Ogni lingua è figlia di altre lingue, di mescolanze secolari: dal latino all’italiano passando per il volgare fiorentino e tante cromature fonetiche che sono quella meraviglia di profondità culturale chiamata “dialetto“. Non deve nemmeno essere una gara di sopravvivenza, uno scontro tra nazioni: chi scomparirà per primo? L’italiano, l’inglese, il francese. Chi assorbirà per primo l’altro e dominerà sul resto del mondo come lingua universale?

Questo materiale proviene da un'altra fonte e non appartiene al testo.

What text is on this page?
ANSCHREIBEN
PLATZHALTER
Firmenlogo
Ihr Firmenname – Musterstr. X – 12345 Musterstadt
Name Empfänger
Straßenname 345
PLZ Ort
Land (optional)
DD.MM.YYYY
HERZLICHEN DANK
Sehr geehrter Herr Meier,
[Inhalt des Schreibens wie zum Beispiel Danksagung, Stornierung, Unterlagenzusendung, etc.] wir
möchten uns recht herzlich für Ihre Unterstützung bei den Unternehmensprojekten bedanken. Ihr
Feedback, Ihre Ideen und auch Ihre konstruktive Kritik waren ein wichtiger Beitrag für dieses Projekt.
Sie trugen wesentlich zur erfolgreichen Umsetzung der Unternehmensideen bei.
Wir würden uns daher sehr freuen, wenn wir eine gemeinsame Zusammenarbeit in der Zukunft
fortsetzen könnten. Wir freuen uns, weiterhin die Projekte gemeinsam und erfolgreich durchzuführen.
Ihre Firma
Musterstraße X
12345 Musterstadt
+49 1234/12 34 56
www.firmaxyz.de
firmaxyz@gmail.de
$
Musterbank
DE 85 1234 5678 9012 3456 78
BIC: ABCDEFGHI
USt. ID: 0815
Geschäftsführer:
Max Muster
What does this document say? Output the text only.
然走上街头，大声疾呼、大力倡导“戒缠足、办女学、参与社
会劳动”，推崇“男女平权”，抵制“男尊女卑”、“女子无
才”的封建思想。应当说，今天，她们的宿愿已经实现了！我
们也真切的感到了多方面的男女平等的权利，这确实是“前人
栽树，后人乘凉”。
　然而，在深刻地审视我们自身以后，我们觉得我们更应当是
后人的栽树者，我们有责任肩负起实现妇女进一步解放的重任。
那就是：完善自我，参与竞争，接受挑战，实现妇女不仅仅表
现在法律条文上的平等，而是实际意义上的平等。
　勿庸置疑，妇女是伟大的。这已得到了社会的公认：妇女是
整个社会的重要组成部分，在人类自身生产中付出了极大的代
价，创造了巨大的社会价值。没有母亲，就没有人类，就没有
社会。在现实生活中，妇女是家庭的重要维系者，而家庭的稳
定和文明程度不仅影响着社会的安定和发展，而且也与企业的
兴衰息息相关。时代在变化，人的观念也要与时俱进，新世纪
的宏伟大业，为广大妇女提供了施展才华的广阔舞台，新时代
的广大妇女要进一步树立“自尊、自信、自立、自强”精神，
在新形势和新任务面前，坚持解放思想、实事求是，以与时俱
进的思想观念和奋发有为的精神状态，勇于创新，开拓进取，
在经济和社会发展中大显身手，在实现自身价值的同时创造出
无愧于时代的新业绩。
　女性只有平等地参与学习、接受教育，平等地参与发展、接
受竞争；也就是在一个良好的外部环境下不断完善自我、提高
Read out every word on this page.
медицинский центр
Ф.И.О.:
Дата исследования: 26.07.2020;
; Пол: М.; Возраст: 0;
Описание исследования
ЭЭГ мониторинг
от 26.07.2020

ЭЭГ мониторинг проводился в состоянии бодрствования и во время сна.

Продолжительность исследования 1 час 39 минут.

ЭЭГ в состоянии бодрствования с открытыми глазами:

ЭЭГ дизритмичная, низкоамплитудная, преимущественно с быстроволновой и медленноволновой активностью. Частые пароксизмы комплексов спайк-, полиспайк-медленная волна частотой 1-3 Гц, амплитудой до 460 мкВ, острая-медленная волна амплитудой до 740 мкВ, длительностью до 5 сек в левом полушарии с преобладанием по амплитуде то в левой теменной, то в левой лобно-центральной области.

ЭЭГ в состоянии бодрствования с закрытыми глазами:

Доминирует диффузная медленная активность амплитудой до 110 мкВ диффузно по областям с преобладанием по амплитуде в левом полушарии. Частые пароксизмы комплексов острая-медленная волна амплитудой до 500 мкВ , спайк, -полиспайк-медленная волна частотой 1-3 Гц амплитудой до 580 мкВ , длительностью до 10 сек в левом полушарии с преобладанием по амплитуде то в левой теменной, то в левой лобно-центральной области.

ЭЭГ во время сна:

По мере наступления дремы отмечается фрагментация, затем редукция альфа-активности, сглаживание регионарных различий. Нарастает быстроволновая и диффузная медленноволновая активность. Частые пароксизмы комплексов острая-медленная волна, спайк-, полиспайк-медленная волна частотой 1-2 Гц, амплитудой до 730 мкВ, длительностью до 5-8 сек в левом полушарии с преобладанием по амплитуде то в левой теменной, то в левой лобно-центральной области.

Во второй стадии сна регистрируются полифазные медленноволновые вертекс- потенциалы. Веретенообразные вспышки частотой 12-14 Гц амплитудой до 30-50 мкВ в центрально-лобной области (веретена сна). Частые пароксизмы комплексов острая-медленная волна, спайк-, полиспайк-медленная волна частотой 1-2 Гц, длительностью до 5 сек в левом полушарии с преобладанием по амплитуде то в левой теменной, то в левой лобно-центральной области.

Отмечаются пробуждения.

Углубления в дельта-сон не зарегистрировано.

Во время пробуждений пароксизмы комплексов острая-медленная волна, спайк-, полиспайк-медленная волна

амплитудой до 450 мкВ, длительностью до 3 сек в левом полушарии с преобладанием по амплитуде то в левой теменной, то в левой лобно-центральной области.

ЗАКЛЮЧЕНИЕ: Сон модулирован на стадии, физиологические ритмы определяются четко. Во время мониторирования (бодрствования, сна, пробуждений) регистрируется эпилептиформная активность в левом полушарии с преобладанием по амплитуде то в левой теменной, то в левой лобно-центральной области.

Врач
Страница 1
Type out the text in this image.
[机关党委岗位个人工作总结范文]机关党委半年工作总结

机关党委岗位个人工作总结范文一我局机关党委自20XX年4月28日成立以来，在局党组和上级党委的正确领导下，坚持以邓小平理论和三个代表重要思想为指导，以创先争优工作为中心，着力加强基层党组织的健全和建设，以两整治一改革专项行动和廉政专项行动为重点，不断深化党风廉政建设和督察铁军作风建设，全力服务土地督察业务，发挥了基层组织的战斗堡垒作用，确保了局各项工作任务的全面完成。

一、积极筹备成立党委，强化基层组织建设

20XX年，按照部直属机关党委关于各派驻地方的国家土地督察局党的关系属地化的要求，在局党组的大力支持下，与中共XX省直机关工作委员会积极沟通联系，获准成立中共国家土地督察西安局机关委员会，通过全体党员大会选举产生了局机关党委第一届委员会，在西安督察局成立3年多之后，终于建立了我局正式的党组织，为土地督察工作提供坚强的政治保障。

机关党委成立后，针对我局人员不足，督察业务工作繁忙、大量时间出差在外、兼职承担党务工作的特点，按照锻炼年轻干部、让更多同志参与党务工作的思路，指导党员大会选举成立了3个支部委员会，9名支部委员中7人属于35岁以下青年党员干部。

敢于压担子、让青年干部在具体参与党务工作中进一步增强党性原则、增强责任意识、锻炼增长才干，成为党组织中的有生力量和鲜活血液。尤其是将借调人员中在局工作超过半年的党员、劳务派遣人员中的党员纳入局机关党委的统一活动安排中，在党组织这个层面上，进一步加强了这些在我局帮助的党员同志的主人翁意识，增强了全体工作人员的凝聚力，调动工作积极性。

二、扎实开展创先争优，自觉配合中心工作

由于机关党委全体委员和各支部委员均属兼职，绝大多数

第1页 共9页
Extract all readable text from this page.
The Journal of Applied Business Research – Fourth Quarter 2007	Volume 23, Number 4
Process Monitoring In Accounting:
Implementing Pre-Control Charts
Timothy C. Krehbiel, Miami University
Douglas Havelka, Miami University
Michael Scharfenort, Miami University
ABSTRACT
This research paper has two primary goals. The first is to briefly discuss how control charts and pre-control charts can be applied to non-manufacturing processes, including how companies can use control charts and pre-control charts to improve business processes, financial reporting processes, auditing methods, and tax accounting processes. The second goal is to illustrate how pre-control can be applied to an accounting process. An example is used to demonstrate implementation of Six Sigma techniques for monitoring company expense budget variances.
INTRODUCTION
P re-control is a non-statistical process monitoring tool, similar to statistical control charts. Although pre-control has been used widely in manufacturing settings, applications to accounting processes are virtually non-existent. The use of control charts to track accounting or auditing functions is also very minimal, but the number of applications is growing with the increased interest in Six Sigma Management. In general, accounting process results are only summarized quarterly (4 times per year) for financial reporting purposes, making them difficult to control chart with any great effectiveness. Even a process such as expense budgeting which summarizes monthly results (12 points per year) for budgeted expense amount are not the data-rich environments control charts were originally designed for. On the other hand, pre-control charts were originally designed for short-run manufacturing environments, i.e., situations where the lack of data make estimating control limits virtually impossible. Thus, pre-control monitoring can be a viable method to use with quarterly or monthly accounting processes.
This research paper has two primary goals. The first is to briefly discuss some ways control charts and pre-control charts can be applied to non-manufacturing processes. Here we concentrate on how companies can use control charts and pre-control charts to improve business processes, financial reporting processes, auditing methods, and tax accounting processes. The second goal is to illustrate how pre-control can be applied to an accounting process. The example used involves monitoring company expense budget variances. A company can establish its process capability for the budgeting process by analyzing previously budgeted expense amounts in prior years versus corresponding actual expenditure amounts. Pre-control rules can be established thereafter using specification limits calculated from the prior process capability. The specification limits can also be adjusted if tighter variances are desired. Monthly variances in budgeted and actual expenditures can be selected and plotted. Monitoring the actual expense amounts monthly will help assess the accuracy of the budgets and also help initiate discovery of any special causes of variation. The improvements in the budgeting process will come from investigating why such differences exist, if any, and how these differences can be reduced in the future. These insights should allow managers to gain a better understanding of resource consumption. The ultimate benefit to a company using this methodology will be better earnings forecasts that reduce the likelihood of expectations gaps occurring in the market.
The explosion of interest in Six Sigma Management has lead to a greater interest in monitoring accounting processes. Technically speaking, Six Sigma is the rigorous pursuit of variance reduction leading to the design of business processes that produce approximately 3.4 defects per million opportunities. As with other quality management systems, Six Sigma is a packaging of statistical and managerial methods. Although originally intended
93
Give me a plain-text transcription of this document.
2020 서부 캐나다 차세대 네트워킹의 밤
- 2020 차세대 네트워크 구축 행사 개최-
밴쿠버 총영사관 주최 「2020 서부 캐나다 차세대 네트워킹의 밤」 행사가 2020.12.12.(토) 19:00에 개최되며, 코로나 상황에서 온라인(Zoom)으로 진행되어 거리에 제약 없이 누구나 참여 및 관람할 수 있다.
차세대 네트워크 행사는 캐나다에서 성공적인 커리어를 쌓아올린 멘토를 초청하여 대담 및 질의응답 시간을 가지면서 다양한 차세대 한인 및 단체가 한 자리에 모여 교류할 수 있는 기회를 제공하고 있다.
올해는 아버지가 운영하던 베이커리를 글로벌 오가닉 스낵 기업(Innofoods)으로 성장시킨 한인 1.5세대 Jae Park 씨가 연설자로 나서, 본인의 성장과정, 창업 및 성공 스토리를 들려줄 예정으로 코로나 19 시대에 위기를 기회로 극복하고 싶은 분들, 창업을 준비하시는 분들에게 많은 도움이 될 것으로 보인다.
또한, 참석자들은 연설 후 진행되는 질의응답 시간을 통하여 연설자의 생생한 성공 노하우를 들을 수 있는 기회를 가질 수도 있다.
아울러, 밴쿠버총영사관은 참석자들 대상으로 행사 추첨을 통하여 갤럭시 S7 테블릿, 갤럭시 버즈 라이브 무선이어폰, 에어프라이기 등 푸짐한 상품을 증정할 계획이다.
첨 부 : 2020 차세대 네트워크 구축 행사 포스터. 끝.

Ciò che preme è preservare una cultura: esattamente come è stato fatto con il latino, con il greco antico. Una lingua può anche morire, ma vive nel tempo se le viene riconosciuta una dignità legata al Paese in cui è nata, si è diffusa e successivamente ridimensionata. E’ la mortificazione della nostra lingua che non è accettabile: quando abbiamo un termine per esprimere un concetto, usiamolo. E’ uno sforzo di evitamento di semplificazioni che finiscono per influenzarci anche socialmente e renderci passivi piuttosto che attivi protagonisti di un rinascimento culturale dell’Italia.
Nessun nazionalismo, nessuna magniloquenza. Solo, non rassegniamoci così repentinamente, senza nemmeno batterci un poco.
Proviamo a scrivere in italiano quando è possibile. Ed anche a parlare in italiano. Potrà appaire fuori moda, sarà anche supponenza linguistica: facciamoci tacciare di arcaismo, di conservatorismo linguistico. Va bene. Ognuno si comporti come meglio crede, ma non regaliamo proprio tutto alla globalizzazione. Già le consegniamo le nostre vite materiali, almeno che ci resti qualcosa, anche fosse soltanto una ultima parola.